Reply to the comment left by "Karen Medd" at "10/05/2014 - 01:36":

Please keep coming here.

We have robust discussions that are intended to air the issues and not be criticisms of posters.

Without such questions we will not have the ability to learn from others and improve our processes.

My personal position is
a) it is in the agreement that tenants replace light bulbs (and other consumables) during the tenancy.
b) If consumables that were there at the start of the tenancy need replacing at the end of the tenancy, or are of a different quality (e.g. standard bulbs where I provided low energy bulbs), then I will advise the tenant that I intend deducting money from the deposit to cover them,
c) If tenant agrees, then no problems.
d) If I cannot negotiate the deduction for a small amount, then I will write it off.

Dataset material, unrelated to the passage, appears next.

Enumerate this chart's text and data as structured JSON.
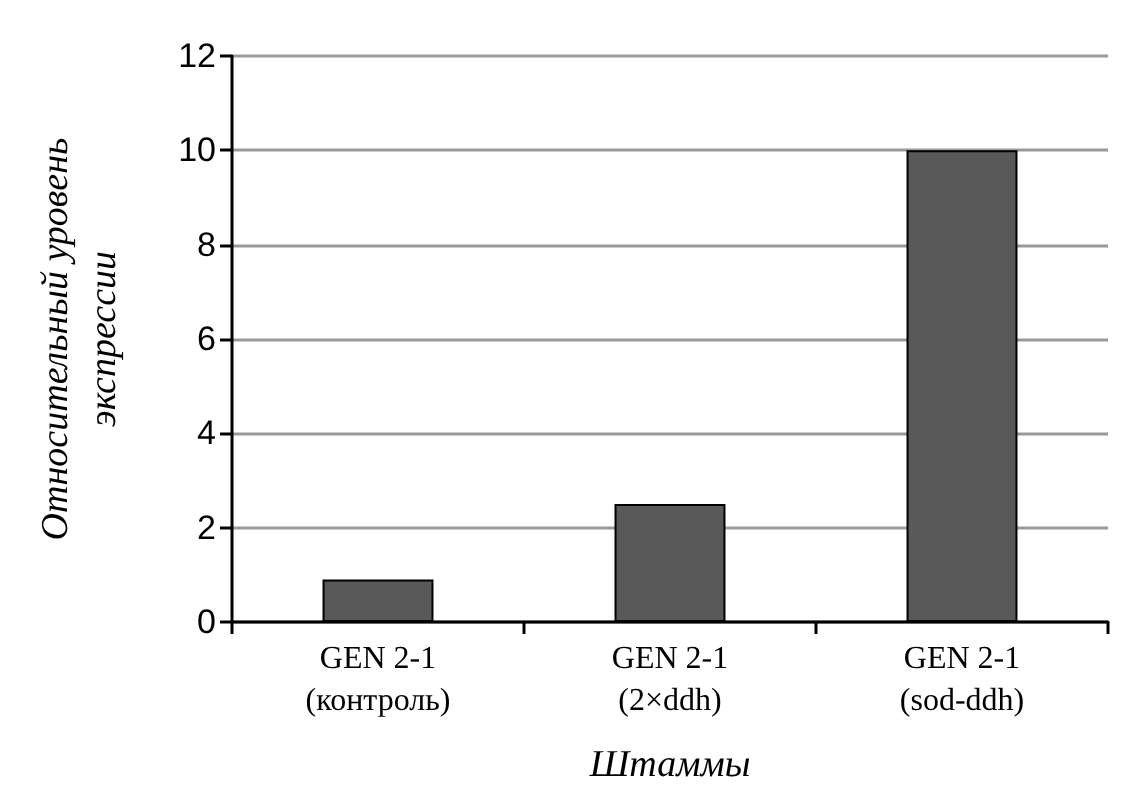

In the words of an Army Colonel friend "it's not worth dying in a ditch over".

Michael Barnes

11:49 AM, 10th May 2014
About 6 years ago

Reply to the comment left by "Jeremy Smith" at "10/05/2014 - 00:25":

It's the principle.

You can claim it, and if tenant agrees, then no problems.

If tenant disputes it, and you cannot negotiate a settlement, then you have to consider if it is worth while going through the dispute process.

Note that HMRC require you to take reasonable steps to avoid writing off a bad debt. Therefore you may not be able to claim replacements as deductable expenses unless you have attempted to get the money from the tenant.